According to the UN’s Food and Agriculture Organization, Uganda’s fertile agricultural land has the potential to feed 200 million people.  Eighty percent of Uganda’s land is arable but only 35% is being cultivated. In 2021/22, agriculture accounted for about 24.1% of GDP and 33% of export earnings.

The UBOS estimates that about 70% of Uganda’s working population is employed in agriculture.  Uganda produces a wide range of agricultural products including: coffee, tea, sugar, livestock, fish, edible oils, cotton, tobacco, plantains, corn, beans, cassava, sweet potatoes, millet, sorghum, and groundnuts

However much Uganda is being the best among the African countries regarding agricultural sector, it is noted that the commercialization of the sector is impeded by a lot of challenges faced by the farmers. 

Some of these are limited use of fertilizer, lack of quality seeds, sub-standard agrochemical inputs, limited access to finance caused by high-interest rates, expensive farming equipment, poor farming practices and lack of irrigation infrastructure rendering production vulnerable to climatic extremes and pest infestations.   

According to Integrated Seed Sector Development Uganda, it is estimated that less than 15% of Ugandan farmers use quality, mainly hybrid seed. This stems from inadequate access to quality seeds of farmers; preferred crop varieties, high price of seed, unsupportive policies and inadequate knowledge of available varieties.

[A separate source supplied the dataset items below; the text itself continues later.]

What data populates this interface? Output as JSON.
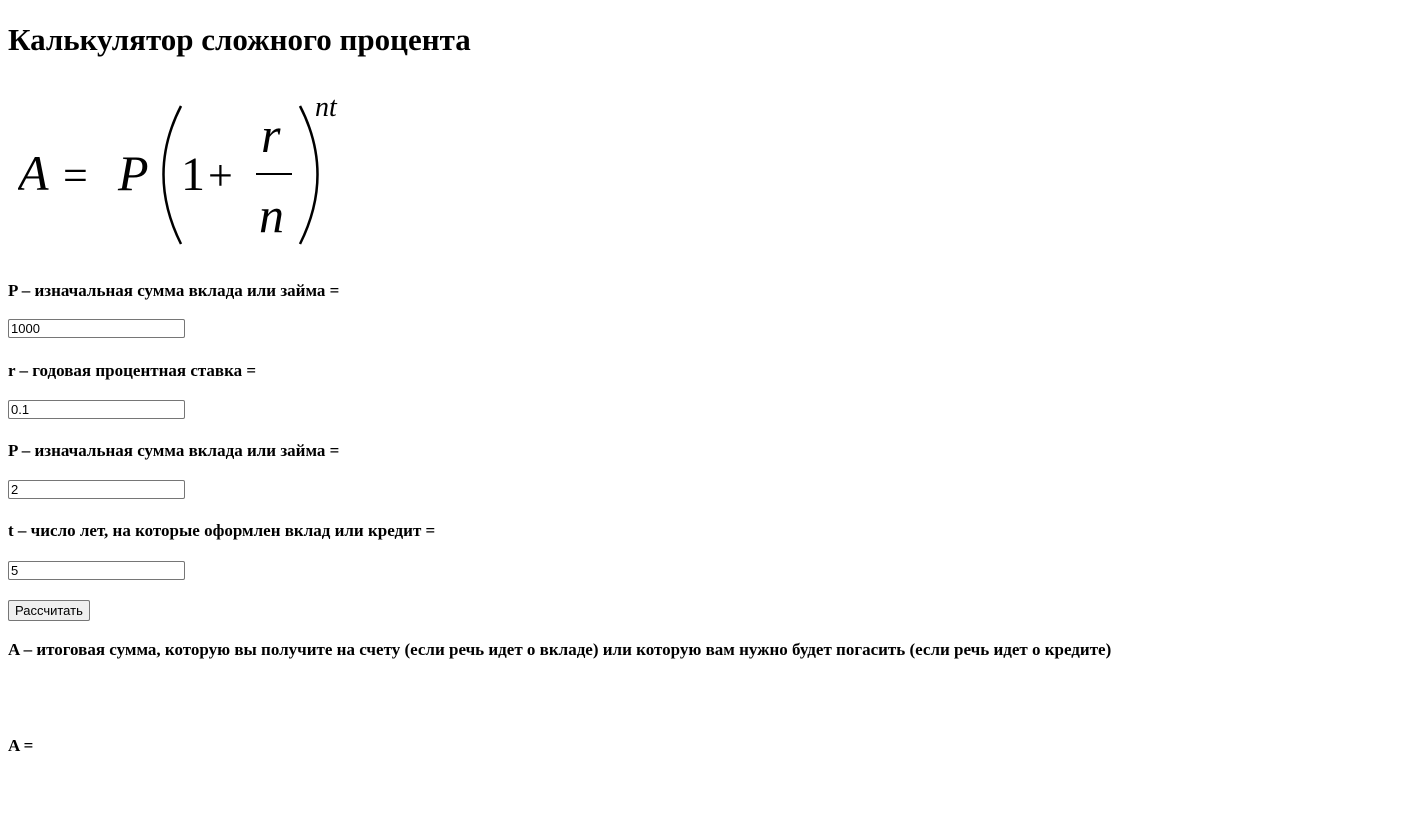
{
  "header": {
    "title": "Калькулятор сложного процента"
  },
  "formula": {
    "A": "A",
    "equals": "=",
    "P": "P",
    "one": "1",
    "plus": "+",
    "r": "r",
    "n": "n",
    "exponent": "nt"
  },
  "fields": [
    {
      "label": "P – изначальная сумма вклада или займа =",
      "value": "1000"
    },
    {
      "label": "r – годовая процентная ставка =",
      "value": "0.1"
    },
    {
      "label": "P – изначальная сумма вклада или займа =",
      "value": "2"
    },
    {
      "label": "t – число лет, на которые оформлен вклад или кредит =",
      "value": "5"
    }
  ],
  "actions": {
    "calculate_label": "Рассчитать"
  },
  "result": {
    "description": "A – итоговая сумма, которую вы получите на счету (если речь идет о вкладе) или которую вам нужно будет погасить (если речь идет о кредите)",
    "label": "A =",
    "value": ""
  }
}
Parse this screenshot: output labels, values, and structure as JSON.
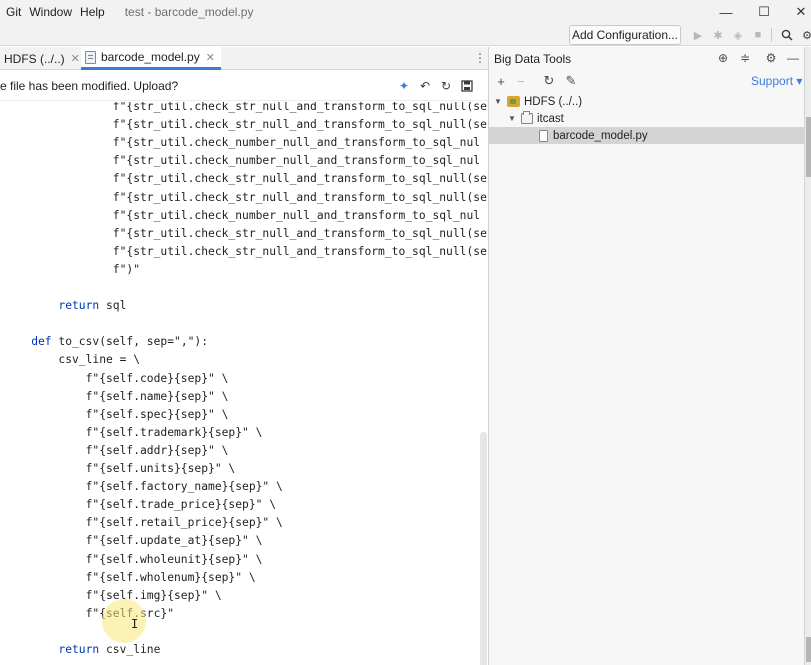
{
  "menu": {
    "items": [
      "Git",
      "Window",
      "Help"
    ],
    "window_title": "test - barcode_model.py"
  },
  "window_controls": {
    "minimize": "—",
    "maximize": "☐",
    "close": "✕"
  },
  "toolbar": {
    "add_configuration_label": "Add Configuration...",
    "icons": [
      "run-icon",
      "debug-icon",
      "coverage-icon",
      "stop-icon",
      "search-icon",
      "settings-icon"
    ]
  },
  "editor": {
    "tabs": [
      {
        "label": "HDFS (../..)",
        "active": false
      },
      {
        "label": "barcode_model.py",
        "active": true
      }
    ],
    "banner": {
      "message": "e file has been modified. Upload?"
    },
    "code_lines": [
      {
        "indent": 16,
        "text": "f\"{str_util.check_str_null_and_transform_to_sql_null(se"
      },
      {
        "indent": 16,
        "text": "f\"{str_util.check_str_null_and_transform_to_sql_null(se"
      },
      {
        "indent": 16,
        "text": "f\"{str_util.check_number_null_and_transform_to_sql_nul"
      },
      {
        "indent": 16,
        "text": "f\"{str_util.check_number_null_and_transform_to_sql_nul"
      },
      {
        "indent": 16,
        "text": "f\"{str_util.check_str_null_and_transform_to_sql_null(se"
      },
      {
        "indent": 16,
        "text": "f\"{str_util.check_str_null_and_transform_to_sql_null(se"
      },
      {
        "indent": 16,
        "text": "f\"{str_util.check_number_null_and_transform_to_sql_nul"
      },
      {
        "indent": 16,
        "text": "f\"{str_util.check_str_null_and_transform_to_sql_null(se"
      },
      {
        "indent": 16,
        "text": "f\"{str_util.check_str_null_and_transform_to_sql_null(se"
      },
      {
        "indent": 16,
        "text": "f\")\""
      },
      {
        "indent": 0,
        "text": ""
      },
      {
        "indent": 8,
        "text": "return sql"
      },
      {
        "indent": 0,
        "text": ""
      },
      {
        "indent": 4,
        "text": "def to_csv(self, sep=\",\"):"
      },
      {
        "indent": 8,
        "text": "csv_line = \\"
      },
      {
        "indent": 12,
        "text": "f\"{self.code}{sep}\" \\"
      },
      {
        "indent": 12,
        "text": "f\"{self.name}{sep}\" \\"
      },
      {
        "indent": 12,
        "text": "f\"{self.spec}{sep}\" \\"
      },
      {
        "indent": 12,
        "text": "f\"{self.trademark}{sep}\" \\"
      },
      {
        "indent": 12,
        "text": "f\"{self.addr}{sep}\" \\"
      },
      {
        "indent": 12,
        "text": "f\"{self.units}{sep}\" \\"
      },
      {
        "indent": 12,
        "text": "f\"{self.factory_name}{sep}\" \\"
      },
      {
        "indent": 12,
        "text": "f\"{self.trade_price}{sep}\" \\"
      },
      {
        "indent": 12,
        "text": "f\"{self.retail_price}{sep}\" \\"
      },
      {
        "indent": 12,
        "text": "f\"{self.update_at}{sep}\" \\"
      },
      {
        "indent": 12,
        "text": "f\"{self.wholeunit}{sep}\" \\"
      },
      {
        "indent": 12,
        "text": "f\"{self.wholenum}{sep}\" \\"
      },
      {
        "indent": 12,
        "text": "f\"{self.img}{sep}\" \\"
      },
      {
        "indent": 12,
        "text": "f\"{self.src}\""
      },
      {
        "indent": 0,
        "text": ""
      },
      {
        "indent": 8,
        "text": "return csv_line"
      }
    ]
  },
  "big_data_tools": {
    "title": "Big Data Tools",
    "support_label": "Support ▾",
    "tree": [
      {
        "label": "HDFS (../..)",
        "depth": 0,
        "kind": "hdfs",
        "expanded": true,
        "selected": false
      },
      {
        "label": "itcast",
        "depth": 1,
        "kind": "folder",
        "expanded": true,
        "selected": false
      },
      {
        "label": "barcode_model.py",
        "depth": 2,
        "kind": "file",
        "expanded": false,
        "selected": true
      }
    ]
  },
  "colors": {
    "accent": "#3d7bd9",
    "keyword": "#0033b3",
    "selection": "#d4d4d4",
    "caret_highlight": "#fae878"
  }
}
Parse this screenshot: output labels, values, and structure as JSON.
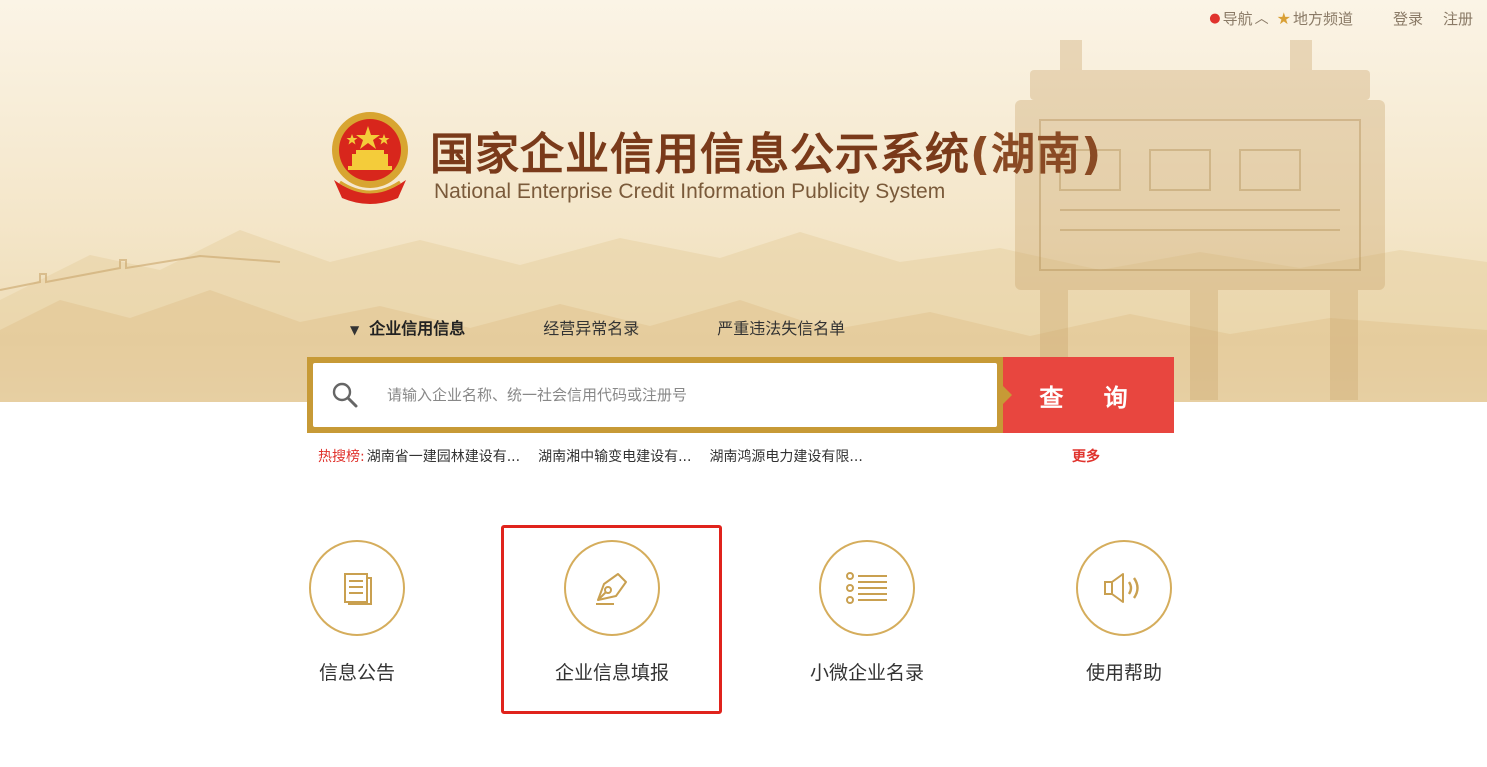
{
  "topnav": {
    "navigation_label": "导航",
    "local_channel_label": "地方频道",
    "login_label": "登录",
    "register_label": "注册"
  },
  "header": {
    "title_cn": "国家企业信用信息公示系统",
    "title_region": "(湖南)",
    "title_en": "National Enterprise Credit Information Publicity System"
  },
  "search": {
    "tabs": [
      {
        "label": "企业信用信息",
        "active": true
      },
      {
        "label": "经营异常名录",
        "active": false
      },
      {
        "label": "严重违法失信名单",
        "active": false
      }
    ],
    "placeholder": "请输入企业名称、统一社会信用代码或注册号",
    "button_label": "查 询"
  },
  "hot_search": {
    "label": "热搜榜:",
    "items": [
      "湖南省一建园林建设有...",
      "湖南湘中输变电建设有...",
      "湖南鸿源电力建设有限..."
    ],
    "more_label": "更多"
  },
  "quick_links": [
    {
      "label": "信息公告",
      "icon": "document-icon"
    },
    {
      "label": "企业信息填报",
      "icon": "pen-icon",
      "highlighted": true
    },
    {
      "label": "小微企业名录",
      "icon": "list-icon"
    },
    {
      "label": "使用帮助",
      "icon": "speaker-icon"
    }
  ],
  "colors": {
    "brand_gold": "#c79a36",
    "search_red": "#e8463f",
    "title_brown": "#7a3a1a",
    "highlight_red": "#e0231c",
    "hot_red": "#e0332d"
  }
}
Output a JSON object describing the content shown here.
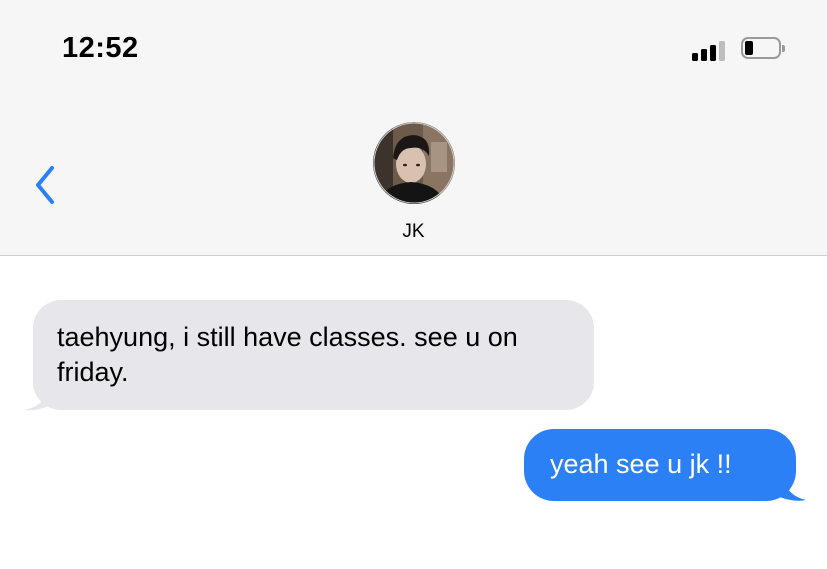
{
  "status_bar": {
    "time": "12:52",
    "signal_icon": "cellular-signal-icon",
    "battery_icon": "battery-low-icon"
  },
  "header": {
    "back_icon": "chevron-left-icon",
    "contact_name": "JK",
    "avatar": "contact-photo"
  },
  "messages": [
    {
      "direction": "received",
      "text": "taehyung, i still have classes. see u on friday."
    },
    {
      "direction": "sent",
      "text": "yeah see u jk !!"
    }
  ],
  "colors": {
    "accent": "#2b80f6",
    "received_bubble": "#e7e6eb",
    "header_bg": "#f6f6f6"
  }
}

As the climate change crisis worsens and as commercial interests continue to take hold, Uganda stands to lose its indigenous seeds and plants which are bad for both farmers and consumers of farm produce.

Various reports have indicated that to fatten their animals or prolong the shelf life of their farm produce, farmers and traders use chemical substances such as Anti-Retroviral drugs to feed pigs and formalin to preserve meat.

Moreover, some of the pesticides such as Mancozeb that are used by tomato farmers are retained in the produce that farmers send to the market. Indeed, an analysis by Emmanuel Kaye showed that market samples had 0.77+0.49mg/kg of Mancozeb. This puts tomato consumers at risk of abnormal thyroid function, cancer and other diseases.

With a survey done by Anti-Counterfeit Network covering Mbale and Sironko in March 2022, it shows that 50% of the seeds and agro-inputs on the market were fake. A 2017 World Bank assessment also showed that 30% of herbicides across Uganda contain less than 75% of the active ingredient that is advertised.

Fake agrochemicals result in the exploitation of farmers and poor productivity. The use of agro-chemicals also presents challenges for the consumers of the farm produce and environmental conservation efforts.

Available information indicates that only 23% of farmers in Uganda have the recommended training in pesticide use including pesticide application techniques, storage and safety measures. The misuse of agrochemicals affects soil biodiversity and causes human health problems.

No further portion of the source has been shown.